Wednesday, 1 August 2012

Wordpress Is Crap

It can't be just me. I was hearing it from everyone - Wordpress is the way to go, they said. Wordpress was freedom. Once I'd mastered a few basic tenets I'd be free. No longer chained to a lumpy computer slugging it out with a dodgy copy of Dreamweaver, Wordpress would probably fix the house up for us and I'd be just like other people - suave, successful, handsome even. With Wordpress on board I'd soon be strutting about on a deck built on to the back of the house, drinking coffee with no shirt on, and saying yah, yahyah yak into a mobile phone at eight thirty in the morning having completed my yoga exercises and treated the wife to a couple of hours of tantric sex.

But it wasn't like that at all. It was a great move getting rid of the lumpy computer / dodgy Dreamweaver configuration. I had a temporary site hosted by, a company that appear to specialise in cheap looking off-the-peg sites for downmarket religious organisations. That was right up my street, albeit a little shabby looking. Weebly's been lucky for us, we sold our house in France via a Weebly site.

It's still there - Go and have a look if you like. No one's going to mind. Stroll from room to room courtesy of the oh so easily installed slide show of my oh so easily uploaded photos. It was fun and it worked, and we couldn't bring ourselves to take it down once the place was sold (which took a mere two months). We don't care if you see inside or see the ridiculously low price for which we sold the place.

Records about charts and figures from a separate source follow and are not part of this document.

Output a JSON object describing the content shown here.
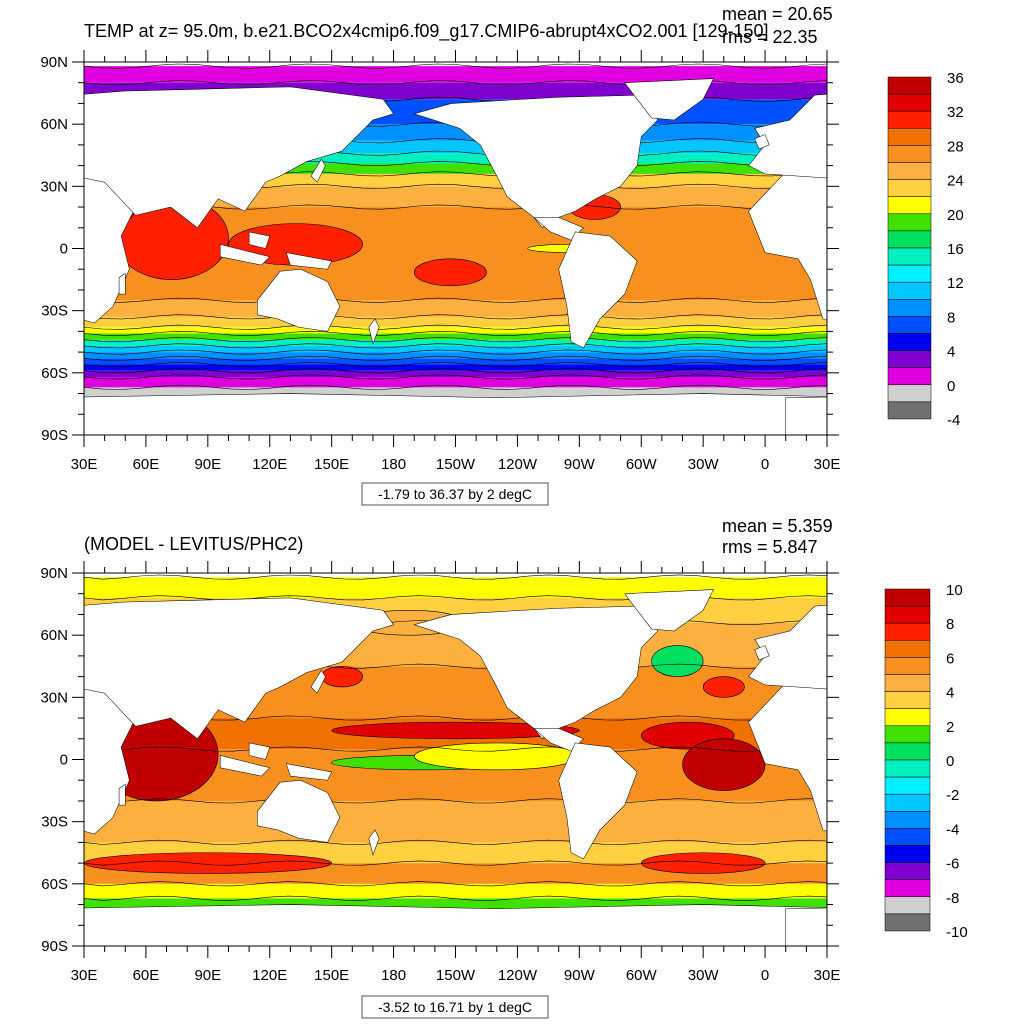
{
  "panels": [
    {
      "title": "TEMP at z=  95.0m, b.e21.BCO2x4cmip6.f09_g17.CMIP6-abrupt4xCO2.001 [129-150]",
      "stats": {
        "mean": "mean = 20.65",
        "rms": "rms = 22.35"
      },
      "range_label": "-1.79 to 36.37 by 2 degC",
      "colorbar": {
        "tick_labels": [
          "36",
          "32",
          "28",
          "24",
          "20",
          "16",
          "12",
          "8",
          "4",
          "0",
          "-4"
        ],
        "colors_top_to_bottom": [
          "#c00000",
          "#e00000",
          "#ff2000",
          "#f07000",
          "#f89020",
          "#fbb040",
          "#ffd040",
          "#ffff00",
          "#40e000",
          "#00e060",
          "#00f0c0",
          "#00f0ff",
          "#00c8ff",
          "#0090ff",
          "#0050ff",
          "#0000f0",
          "#8000d0",
          "#e000e0",
          "#d0d0d0",
          "#707070"
        ]
      },
      "map_fill": {
        "bands": [
          {
            "lat_min": -78,
            "lat_max": -67,
            "color": "#d0d0d0"
          },
          {
            "lat_min": -67,
            "lat_max": -62,
            "color": "#e000e0"
          },
          {
            "lat_min": -62,
            "lat_max": -59,
            "color": "#8000d0"
          },
          {
            "lat_min": -59,
            "lat_max": -56,
            "color": "#0000f0"
          },
          {
            "lat_min": -56,
            "lat_max": -53,
            "color": "#0050ff"
          },
          {
            "lat_min": -53,
            "lat_max": -50,
            "color": "#0090ff"
          },
          {
            "lat_min": -50,
            "lat_max": -47,
            "color": "#00c8ff"
          },
          {
            "lat_min": -47,
            "lat_max": -44,
            "color": "#00f0c0"
          },
          {
            "lat_min": -44,
            "lat_max": -41,
            "color": "#40e000"
          },
          {
            "lat_min": -41,
            "lat_max": -38,
            "color": "#ffff00"
          },
          {
            "lat_min": -38,
            "lat_max": -33,
            "color": "#ffd040"
          },
          {
            "lat_min": -33,
            "lat_max": -25,
            "color": "#fbb040"
          },
          {
            "lat_min": -25,
            "lat_max": 20,
            "color": "#f89020"
          },
          {
            "lat_min": 20,
            "lat_max": 30,
            "color": "#fbb040"
          },
          {
            "lat_min": 30,
            "lat_max": 36,
            "color": "#ffd040"
          },
          {
            "lat_min": 36,
            "lat_max": 41,
            "color": "#40e000"
          },
          {
            "lat_min": 41,
            "lat_max": 46,
            "color": "#00f0c0"
          },
          {
            "lat_min": 46,
            "lat_max": 52,
            "color": "#00c8ff"
          },
          {
            "lat_min": 52,
            "lat_max": 60,
            "color": "#0090ff"
          },
          {
            "lat_min": 60,
            "lat_max": 72,
            "color": "#0050ff"
          },
          {
            "lat_min": 72,
            "lat_max": 80,
            "color": "#8000d0"
          },
          {
            "lat_min": 80,
            "lat_max": 88,
            "color": "#e000e0"
          }
        ],
        "patches": [
          {
            "lon": [
              45,
              100
            ],
            "lat": [
              -15,
              25
            ],
            "color": "#ff2000"
          },
          {
            "lon": [
              100,
              165
            ],
            "lat": [
              -8,
              12
            ],
            "color": "#ff2000"
          },
          {
            "lon": [
              190,
              225
            ],
            "lat": [
              -18,
              -5
            ],
            "color": "#ff2000"
          },
          {
            "lon": [
              265,
              290
            ],
            "lat": [
              14,
              26
            ],
            "color": "#ff2000"
          },
          {
            "lon": [
              35,
              55
            ],
            "lat": [
              12,
              28
            ],
            "color": "#ff2000"
          },
          {
            "lon": [
              245,
              285
            ],
            "lat": [
              -2,
              2
            ],
            "color": "#ffff00"
          }
        ]
      }
    },
    {
      "title": "(MODEL - LEVITUS/PHC2)",
      "stats": {
        "mean": "mean = 5.359",
        "rms": "rms = 5.847"
      },
      "range_label": "-3.52 to 16.71 by 1 degC",
      "colorbar": {
        "tick_labels": [
          "10",
          "8",
          "6",
          "4",
          "2",
          "0",
          "-2",
          "-4",
          "-6",
          "-8",
          "-10"
        ],
        "colors_top_to_bottom": [
          "#c00000",
          "#e00000",
          "#ff2000",
          "#f07000",
          "#f89020",
          "#fbb040",
          "#ffd040",
          "#ffff00",
          "#40e000",
          "#00e060",
          "#00f0c0",
          "#00f0ff",
          "#00c8ff",
          "#0090ff",
          "#0050ff",
          "#0000f0",
          "#8000d0",
          "#e000e0",
          "#d0d0d0",
          "#707070"
        ]
      },
      "map_fill": {
        "bands": [
          {
            "lat_min": -78,
            "lat_max": -67,
            "color": "#40e000"
          },
          {
            "lat_min": -67,
            "lat_max": -60,
            "color": "#ffff00"
          },
          {
            "lat_min": -60,
            "lat_max": -50,
            "color": "#f89020"
          },
          {
            "lat_min": -50,
            "lat_max": -40,
            "color": "#ffd040"
          },
          {
            "lat_min": -40,
            "lat_max": -20,
            "color": "#fbb040"
          },
          {
            "lat_min": -20,
            "lat_max": 5,
            "color": "#f89020"
          },
          {
            "lat_min": 5,
            "lat_max": 20,
            "color": "#f07000"
          },
          {
            "lat_min": 20,
            "lat_max": 45,
            "color": "#f89020"
          },
          {
            "lat_min": 45,
            "lat_max": 66,
            "color": "#fbb040"
          },
          {
            "lat_min": 66,
            "lat_max": 78,
            "color": "#ffd040"
          },
          {
            "lat_min": 78,
            "lat_max": 88,
            "color": "#ffff00"
          }
        ],
        "patches": [
          {
            "lon": [
              35,
              95
            ],
            "lat": [
              -20,
              25
            ],
            "color": "#c00000"
          },
          {
            "lon": [
              150,
              270
            ],
            "lat": [
              10,
              18
            ],
            "color": "#e00000"
          },
          {
            "lon": [
              300,
              345
            ],
            "lat": [
              5,
              18
            ],
            "color": "#e00000"
          },
          {
            "lon": [
              320,
              360
            ],
            "lat": [
              -15,
              10
            ],
            "color": "#c00000"
          },
          {
            "lon": [
              30,
              150
            ],
            "lat": [
              -55,
              -45
            ],
            "color": "#ff2000"
          },
          {
            "lon": [
              300,
              360
            ],
            "lat": [
              -55,
              -45
            ],
            "color": "#ff2000"
          },
          {
            "lon": [
              150,
              240
            ],
            "lat": [
              -5,
              2
            ],
            "color": "#40e000"
          },
          {
            "lon": [
              190,
              270
            ],
            "lat": [
              -5,
              8
            ],
            "color": "#ffff00"
          },
          {
            "lon": [
              305,
              330
            ],
            "lat": [
              40,
              55
            ],
            "color": "#00e060"
          },
          {
            "lon": [
              330,
              350
            ],
            "lat": [
              30,
              40
            ],
            "color": "#ff2000"
          },
          {
            "lon": [
              145,
              165
            ],
            "lat": [
              35,
              45
            ],
            "color": "#ff2000"
          },
          {
            "lon": [
              160,
              215
            ],
            "lat": [
              60,
              72
            ],
            "color": "#fbb040"
          }
        ]
      }
    }
  ],
  "axes": {
    "x_tick_labels": [
      "30E",
      "60E",
      "90E",
      "120E",
      "150E",
      "180",
      "150W",
      "120W",
      "90W",
      "60W",
      "30W",
      "0",
      "30E"
    ],
    "x_tick_lon": [
      30,
      60,
      90,
      120,
      150,
      180,
      210,
      240,
      270,
      300,
      330,
      360,
      390
    ],
    "y_tick_labels": [
      "90N",
      "60N",
      "30N",
      "0",
      "30S",
      "60S",
      "90S"
    ],
    "y_tick_lat": [
      90,
      60,
      30,
      0,
      -30,
      -60,
      -90
    ],
    "lon_range": [
      30,
      390
    ],
    "lat_range": [
      -90,
      90
    ]
  },
  "colors": {
    "land": "#ffffff",
    "contour": "#000000",
    "frame": "#000000"
  },
  "chart_data": [
    {
      "type": "heatmap",
      "title": "TEMP at z=  95.0m, b.e21.BCO2x4cmip6.f09_g17.CMIP6-abrupt4xCO2.001 [129-150]",
      "stats": {
        "mean": 20.65,
        "rms": 22.35
      },
      "xlim": [
        30,
        390
      ],
      "ylim": [
        -90,
        90
      ],
      "contour_min": -1.79,
      "contour_max": 36.37,
      "contour_interval": 2,
      "units": "degC",
      "colorbar_levels": [
        -4,
        -2,
        0,
        2,
        4,
        6,
        8,
        10,
        12,
        14,
        16,
        18,
        20,
        22,
        24,
        26,
        28,
        30,
        32,
        34,
        36
      ],
      "colorbar_labels": [
        "36",
        "32",
        "28",
        "24",
        "20",
        "16",
        "12",
        "8",
        "4",
        "0",
        "-4"
      ],
      "grid": false,
      "legend": "right"
    },
    {
      "type": "heatmap",
      "title": "(MODEL - LEVITUS/PHC2)",
      "stats": {
        "mean": 5.359,
        "rms": 5.847
      },
      "xlim": [
        30,
        390
      ],
      "ylim": [
        -90,
        90
      ],
      "contour_min": -3.52,
      "contour_max": 16.71,
      "contour_interval": 1,
      "units": "degC",
      "colorbar_levels": [
        -10,
        -9,
        -8,
        -7,
        -6,
        -5,
        -4,
        -3,
        -2,
        -1,
        0,
        1,
        2,
        3,
        4,
        5,
        6,
        7,
        8,
        9,
        10
      ],
      "colorbar_labels": [
        "10",
        "8",
        "6",
        "4",
        "2",
        "0",
        "-2",
        "-4",
        "-6",
        "-8",
        "-10"
      ],
      "grid": false,
      "legend": "right"
    }
  ]
}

We're proud of it and we love that site. Go on, treat yourself...

Weebly worked for me so I made a whacky Wreckless Eric site with it. It was easy - I uploaded photos, tour dates, a twitter widget, and even sound files so that you could listen to stuff. The studio page might have looked tacky because it was after all a Weebly template designed more for announcing the Second Coming than Eric & Amy tour dates in Brighton, Bristol and Hull, but every time I opened the page our version of In My Room from Two Way Family favourites started playing and I felt proud and happy to be alive. Let's re-live the moment...

That wasn't at all difficult. I love Blogger!  I tried for days to embed a track in Wordpress and by the time I'd cracked it the thrill was gone and I felt depressed and vaguely suicidal. Amy told me last night that she quite regrets transferring her blog to Wordpress. By way of comfort and consolation I told her she was lucky she doesn't have an entire Wordpress site to contend with.

But as I was saying... other artists were going to want to record here, the bookings would roll in, and in between times I 'd build a deck on the back of the house where I could strut about unshirted going yah yah yak into a cellphone, a picture of success.

But it wasn't to be. Wordpress was obviously where it was at. I was convinced I'd be a failure without Wordpress, so I tried to download, install and activate Wordpress on my lumpy old laptop with its large hard drive, mega memory and massive processor. I failed quite miserably and enlisted the help of a man in Norfolk who runs a server and hosts sites for a web designer friend of ours. He got the Wordprss account up and running and I pretty soon mastered the basics and built a site that looks quite nice given the fascistically narrow parameters that Wordpress offers (to all except the furtively wanking geeks that spend their time pissing about with code in between sessions with and a box of Kleenex) - every page is the same but you don't have to have the sidebar widget ghetto, you can have a useless blank space on some of the pages instead.

It's a joyless activity, buggering about with Wordpress. I've always loved having a website. I never minded that due to my inabilities and lack of kowledge it looked shabby and homemade. Shabby and homemade were my style and I celebrated. I made computer drawings using the Windows XP paint programme and the mouse as a pencil. At times the entire site was constructed using the paint programme. I had fun, I said what I thought, put my foot in it sometimes, I offended some people and made a lot of others laugh.  Some people had the nerve to complain, as if I was obliged to provide a public service - your site's really difficult to navigate, they'd say, and I'd direct them to a hospital trust site or a Florida vacation site and everyone would be happy. If a little puzzled.

The Golden Age Of The Internet. Those days are long gone. It's all widgets and apps and stuff I don't undertand - not because I'm old and stupid. I might be getting on in years but I'm neither of those things and I'm pretty sure that I don't want to have my life run by a bunch of yah yah yak html know it all wannabees who spend their crappy lives fuck-arseing about with code and contributing to the worldwide abomination that is Wordpress. Wordpress is a fucking mess and unless someone can please explain it to me I intend to get beyond and without my Wordpress site as soon as I possibly can. I can't be the only one.